Thursday, March 14, 2019

Nine



Almost every day I see comments on the County Executive’s Facebook page decrying the hiring of so many African Americans to leadership positions. It seems perfectly acceptable for these people to suggest that, because Calvin Ball is a person of color, his hiring of other people of color is a scheme, a scam, some kind of racial nepotism. Oddly enough, when previous County Executives hired mostly whites, these people weren’t online complaining.

I wonder why.

I am put in mind of this quote from Supreme Court Ruth Bader Ginsburg:


When I'm sometimes asked when will there be enough [women on the Supreme Court] and I say, 'When there are nine,' people are shocked. But there'd been nine men, and nobody's ever raised a question about that.

It has become increasingly apparent to me that many white people are just fine with an all-white world into which one or two “minorities” are slotted to show how open-minded they are. The truth of the matter is that there are enough qualified, even far more than qualified people of color to fill many many positions in the County, yes, even all of them. And they have been there, long before Dr. Ball was County Executive. 

Calvin Ball didn’t invent qualified Black leadership. It has been here. It’s not a plot, it’s not a scam. He doesn’t get nefarious kickbacks from some kind of Black people cartel. The individuals you see working for his administration have been among us all along but the systems designed for hiring have systematically sifted them out. Not because they are unqualified but because those systems were designed by white people looking for white people. 

You know those people who say “it shouldn’t matter what color the person is, it should be the most qualified person who gets the job?”  How blissfully unaware they are that the process is set up from the get-go to make the white candidates more visible and keep those of color at the fringes. Even though many of these decision makers would claim they are not racist, the fact remains that the system and the process for hiring remain systemically racist. If we don’t challenge that, we are complicit.

The recent history of this country has been “allowing” one or two people of color to be in the same space with the rest of us and calling it diversity. How many of us stop to think how exhausting and fearful it is to be one of only one or two, day after day, year after year? As whites in the United States  we move largely in spaces that are designed with our comfort in mind. When we feel the racial balance change, we may subconsciously feel a sense of discomfort. 
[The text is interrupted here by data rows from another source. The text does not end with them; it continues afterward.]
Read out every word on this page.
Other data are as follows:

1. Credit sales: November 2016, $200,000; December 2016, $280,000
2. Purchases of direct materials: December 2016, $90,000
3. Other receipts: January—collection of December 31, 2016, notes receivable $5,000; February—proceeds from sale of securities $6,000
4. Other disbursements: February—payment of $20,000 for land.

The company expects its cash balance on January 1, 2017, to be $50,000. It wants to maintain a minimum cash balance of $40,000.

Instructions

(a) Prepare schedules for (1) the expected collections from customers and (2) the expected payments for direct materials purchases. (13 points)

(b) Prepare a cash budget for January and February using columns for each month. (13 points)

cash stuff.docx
I am learning that 1) that discomfort is nothing to what my colleagues and friends of color have been feeling all of their lives, and 2) it’s good to feel that discomfort. It’s teaching me something.

Although it’s unlikely, it would be completely possible to fill every position of leadership in Howard County with highly qualified people of color. And maybe that would make us uncomfortable. 

Good.

When all of them were white nobody raised a question about that.